Human Machine Pedagogy

These subject areas are not just additional knowledge domains to subjects such as language or physics, but they require a formulation of a new pedagogy, and different management from those customary in the disciplines with which we are familiar. These fields have four characteristics that require a different kind of readiness on our part:

  1. Corpus – In these domains, a significant portion of the content is constantly changing. In cyber, for example, we talk of replacing about 30% of the material studied each year. This highly dynamic situation requires flexibility and independent learning ability on the part of all those concerned.
  2. Teaching – Assuming that these domains are studied on a system level, and not as ad-on, those who will need to transmit them are the teachers already in the system, many of whom lack the professional background required for these knowledge areas. These teachers will need to use relevant content specialists (virtual teachers, for example) to bridge these gaps. However, the fact that they do not need to be busy with content, will enable them to focus more on pedagogical, emotional and social aspects, as well as broader aspects such as the ethical effects of these technologies.
  3. Performance – It is difficult, perhaps impossible, to learn these topics passively, by only reading or listening. Each of these areas has a significant practical side, which can only be learned through doing/ performing an action.
  4. Multidisciplinary – Each of these fields touches on a broad range of areas, and all together create a combination that is not easily classified – these domains involve aspects of exact sciences, of engineering, of humanities, social sciences, and arts.

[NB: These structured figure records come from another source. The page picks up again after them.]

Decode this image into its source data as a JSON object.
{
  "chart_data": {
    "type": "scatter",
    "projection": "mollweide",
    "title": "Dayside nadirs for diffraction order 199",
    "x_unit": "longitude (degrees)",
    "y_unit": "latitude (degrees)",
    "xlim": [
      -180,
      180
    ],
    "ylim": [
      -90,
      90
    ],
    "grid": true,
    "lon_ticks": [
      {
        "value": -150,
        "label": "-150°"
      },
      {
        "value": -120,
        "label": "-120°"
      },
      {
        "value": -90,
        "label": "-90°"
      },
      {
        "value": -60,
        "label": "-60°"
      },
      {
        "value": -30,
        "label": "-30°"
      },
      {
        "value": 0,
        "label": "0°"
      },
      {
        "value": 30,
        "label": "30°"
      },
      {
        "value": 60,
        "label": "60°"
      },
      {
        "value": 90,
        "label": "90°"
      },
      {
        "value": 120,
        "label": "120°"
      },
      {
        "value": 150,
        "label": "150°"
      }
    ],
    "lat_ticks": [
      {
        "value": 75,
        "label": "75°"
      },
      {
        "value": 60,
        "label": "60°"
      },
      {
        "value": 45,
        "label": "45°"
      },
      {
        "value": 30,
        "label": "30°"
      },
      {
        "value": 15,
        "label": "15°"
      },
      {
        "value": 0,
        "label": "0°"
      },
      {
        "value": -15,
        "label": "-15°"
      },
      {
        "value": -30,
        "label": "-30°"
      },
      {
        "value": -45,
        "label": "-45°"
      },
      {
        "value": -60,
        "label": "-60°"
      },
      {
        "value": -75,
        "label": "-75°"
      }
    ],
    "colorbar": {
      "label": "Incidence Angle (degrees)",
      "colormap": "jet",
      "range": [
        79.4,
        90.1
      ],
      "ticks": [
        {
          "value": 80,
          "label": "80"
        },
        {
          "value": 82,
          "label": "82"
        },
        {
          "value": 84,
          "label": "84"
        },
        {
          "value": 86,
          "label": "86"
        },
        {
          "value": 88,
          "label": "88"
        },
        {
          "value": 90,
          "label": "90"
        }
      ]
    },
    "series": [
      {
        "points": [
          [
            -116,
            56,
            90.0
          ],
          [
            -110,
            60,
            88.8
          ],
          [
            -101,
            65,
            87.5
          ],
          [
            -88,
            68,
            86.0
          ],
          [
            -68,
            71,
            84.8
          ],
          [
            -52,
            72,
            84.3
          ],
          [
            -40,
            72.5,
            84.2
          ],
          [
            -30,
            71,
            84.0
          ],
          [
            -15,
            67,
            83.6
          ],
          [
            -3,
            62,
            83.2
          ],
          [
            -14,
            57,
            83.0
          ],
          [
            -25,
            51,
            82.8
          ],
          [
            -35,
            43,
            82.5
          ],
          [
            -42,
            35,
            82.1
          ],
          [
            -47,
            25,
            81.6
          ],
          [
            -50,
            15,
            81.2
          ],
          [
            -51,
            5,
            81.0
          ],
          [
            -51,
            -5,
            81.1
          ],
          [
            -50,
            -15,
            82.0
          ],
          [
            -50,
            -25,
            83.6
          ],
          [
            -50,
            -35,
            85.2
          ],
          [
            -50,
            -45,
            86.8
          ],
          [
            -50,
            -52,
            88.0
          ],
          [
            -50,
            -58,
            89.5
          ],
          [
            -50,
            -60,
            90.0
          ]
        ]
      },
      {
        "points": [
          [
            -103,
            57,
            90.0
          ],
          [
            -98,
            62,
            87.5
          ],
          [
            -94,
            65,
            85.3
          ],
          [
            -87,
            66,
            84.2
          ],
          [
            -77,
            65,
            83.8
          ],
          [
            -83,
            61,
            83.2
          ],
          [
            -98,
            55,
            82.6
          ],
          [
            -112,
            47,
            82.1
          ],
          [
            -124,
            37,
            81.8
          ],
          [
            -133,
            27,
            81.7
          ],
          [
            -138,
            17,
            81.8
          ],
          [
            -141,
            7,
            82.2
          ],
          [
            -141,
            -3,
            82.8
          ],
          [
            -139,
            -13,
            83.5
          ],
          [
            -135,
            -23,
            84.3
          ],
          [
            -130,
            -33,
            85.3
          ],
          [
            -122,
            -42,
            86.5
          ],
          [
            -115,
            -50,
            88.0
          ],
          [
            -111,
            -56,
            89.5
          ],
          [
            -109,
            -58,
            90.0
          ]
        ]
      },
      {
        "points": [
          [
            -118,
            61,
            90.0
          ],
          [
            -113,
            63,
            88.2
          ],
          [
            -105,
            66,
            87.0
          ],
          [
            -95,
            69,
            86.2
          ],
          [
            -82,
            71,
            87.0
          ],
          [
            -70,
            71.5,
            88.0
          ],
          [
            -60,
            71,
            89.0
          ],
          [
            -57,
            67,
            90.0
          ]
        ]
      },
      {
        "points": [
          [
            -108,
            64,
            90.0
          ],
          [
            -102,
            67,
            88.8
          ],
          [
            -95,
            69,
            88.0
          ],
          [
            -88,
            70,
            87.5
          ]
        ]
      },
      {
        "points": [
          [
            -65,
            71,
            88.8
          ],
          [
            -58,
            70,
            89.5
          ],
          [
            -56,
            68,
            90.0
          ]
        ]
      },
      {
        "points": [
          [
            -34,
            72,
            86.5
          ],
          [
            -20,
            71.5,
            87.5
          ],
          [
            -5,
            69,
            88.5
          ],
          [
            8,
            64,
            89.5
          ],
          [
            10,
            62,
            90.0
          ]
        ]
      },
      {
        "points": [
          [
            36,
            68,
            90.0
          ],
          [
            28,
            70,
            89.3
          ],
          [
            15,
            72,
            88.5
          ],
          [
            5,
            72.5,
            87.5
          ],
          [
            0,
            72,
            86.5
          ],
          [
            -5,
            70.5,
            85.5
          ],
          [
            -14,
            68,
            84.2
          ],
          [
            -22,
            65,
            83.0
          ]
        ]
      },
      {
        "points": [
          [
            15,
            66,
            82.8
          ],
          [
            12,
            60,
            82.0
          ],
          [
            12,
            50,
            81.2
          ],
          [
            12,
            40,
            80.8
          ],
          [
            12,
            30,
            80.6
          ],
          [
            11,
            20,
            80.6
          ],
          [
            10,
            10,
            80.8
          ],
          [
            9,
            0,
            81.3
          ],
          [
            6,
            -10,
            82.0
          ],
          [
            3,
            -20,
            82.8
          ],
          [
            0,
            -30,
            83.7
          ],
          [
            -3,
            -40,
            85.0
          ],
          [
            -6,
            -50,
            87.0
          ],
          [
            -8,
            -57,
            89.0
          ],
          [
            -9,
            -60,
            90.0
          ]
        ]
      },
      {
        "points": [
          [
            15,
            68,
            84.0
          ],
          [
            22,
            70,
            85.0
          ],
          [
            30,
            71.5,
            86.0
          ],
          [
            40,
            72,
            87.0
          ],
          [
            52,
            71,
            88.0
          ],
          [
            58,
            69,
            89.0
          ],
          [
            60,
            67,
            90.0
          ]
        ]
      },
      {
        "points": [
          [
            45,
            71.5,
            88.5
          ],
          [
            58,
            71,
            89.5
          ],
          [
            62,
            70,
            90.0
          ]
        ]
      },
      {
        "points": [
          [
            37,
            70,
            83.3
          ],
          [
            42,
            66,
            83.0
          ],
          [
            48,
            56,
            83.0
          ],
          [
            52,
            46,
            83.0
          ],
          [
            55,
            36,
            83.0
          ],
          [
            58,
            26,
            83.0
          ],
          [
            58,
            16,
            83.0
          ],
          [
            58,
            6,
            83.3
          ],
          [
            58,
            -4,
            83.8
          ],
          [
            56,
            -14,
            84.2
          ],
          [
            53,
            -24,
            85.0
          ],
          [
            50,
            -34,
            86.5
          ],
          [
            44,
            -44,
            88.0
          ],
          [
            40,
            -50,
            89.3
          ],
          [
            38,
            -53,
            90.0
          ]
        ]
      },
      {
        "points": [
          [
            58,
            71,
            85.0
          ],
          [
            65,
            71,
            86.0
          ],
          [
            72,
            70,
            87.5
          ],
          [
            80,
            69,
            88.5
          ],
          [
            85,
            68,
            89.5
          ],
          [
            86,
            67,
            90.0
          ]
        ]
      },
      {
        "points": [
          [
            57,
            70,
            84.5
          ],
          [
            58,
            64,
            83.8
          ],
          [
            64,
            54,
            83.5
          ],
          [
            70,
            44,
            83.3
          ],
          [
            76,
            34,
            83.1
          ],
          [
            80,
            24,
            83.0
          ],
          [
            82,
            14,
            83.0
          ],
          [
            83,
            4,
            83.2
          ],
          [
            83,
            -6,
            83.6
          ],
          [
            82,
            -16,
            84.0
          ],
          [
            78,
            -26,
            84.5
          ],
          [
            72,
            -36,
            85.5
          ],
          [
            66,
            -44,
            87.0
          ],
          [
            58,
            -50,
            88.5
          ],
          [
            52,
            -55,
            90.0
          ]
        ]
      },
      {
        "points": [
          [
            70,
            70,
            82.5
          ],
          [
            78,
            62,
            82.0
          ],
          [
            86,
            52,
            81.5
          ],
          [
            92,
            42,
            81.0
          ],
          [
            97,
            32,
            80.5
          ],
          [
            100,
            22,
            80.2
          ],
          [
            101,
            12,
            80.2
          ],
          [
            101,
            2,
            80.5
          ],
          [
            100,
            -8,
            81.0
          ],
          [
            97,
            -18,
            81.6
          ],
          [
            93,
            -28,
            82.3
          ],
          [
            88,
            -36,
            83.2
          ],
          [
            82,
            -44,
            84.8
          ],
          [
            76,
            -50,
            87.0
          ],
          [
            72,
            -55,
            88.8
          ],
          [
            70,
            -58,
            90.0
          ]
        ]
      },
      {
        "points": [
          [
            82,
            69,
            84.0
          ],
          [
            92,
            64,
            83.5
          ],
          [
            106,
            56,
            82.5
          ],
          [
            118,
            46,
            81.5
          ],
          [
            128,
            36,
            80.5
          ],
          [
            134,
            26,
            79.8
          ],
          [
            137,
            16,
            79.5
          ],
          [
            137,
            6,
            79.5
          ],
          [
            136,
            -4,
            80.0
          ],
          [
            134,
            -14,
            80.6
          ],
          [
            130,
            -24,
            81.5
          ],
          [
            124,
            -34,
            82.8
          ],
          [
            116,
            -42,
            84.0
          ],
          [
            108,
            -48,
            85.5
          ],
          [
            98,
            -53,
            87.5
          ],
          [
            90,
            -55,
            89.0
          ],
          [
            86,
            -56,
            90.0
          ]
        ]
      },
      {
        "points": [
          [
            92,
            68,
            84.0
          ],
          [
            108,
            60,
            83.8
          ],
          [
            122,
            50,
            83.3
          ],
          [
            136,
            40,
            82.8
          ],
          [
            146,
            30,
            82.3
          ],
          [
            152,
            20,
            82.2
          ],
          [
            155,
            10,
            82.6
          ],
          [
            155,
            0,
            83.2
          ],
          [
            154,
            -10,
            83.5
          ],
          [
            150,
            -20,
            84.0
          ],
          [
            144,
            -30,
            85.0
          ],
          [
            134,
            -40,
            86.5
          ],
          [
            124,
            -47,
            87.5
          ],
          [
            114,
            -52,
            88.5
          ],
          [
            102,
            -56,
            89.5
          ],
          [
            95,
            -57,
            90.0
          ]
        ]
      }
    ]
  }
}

These unique characteristics also create an extraordinary opportunity. In a perfect world, we would be happy to also see traditional disciplines, such as mathematics or language, taught with flexibility, interactivity and wide-ranging learning. Human Machine Pedagogy and the tools to support it, may be a new opportunity for realizing the potential of the encounter between the magic of innovative technology and the challenges of the world of education.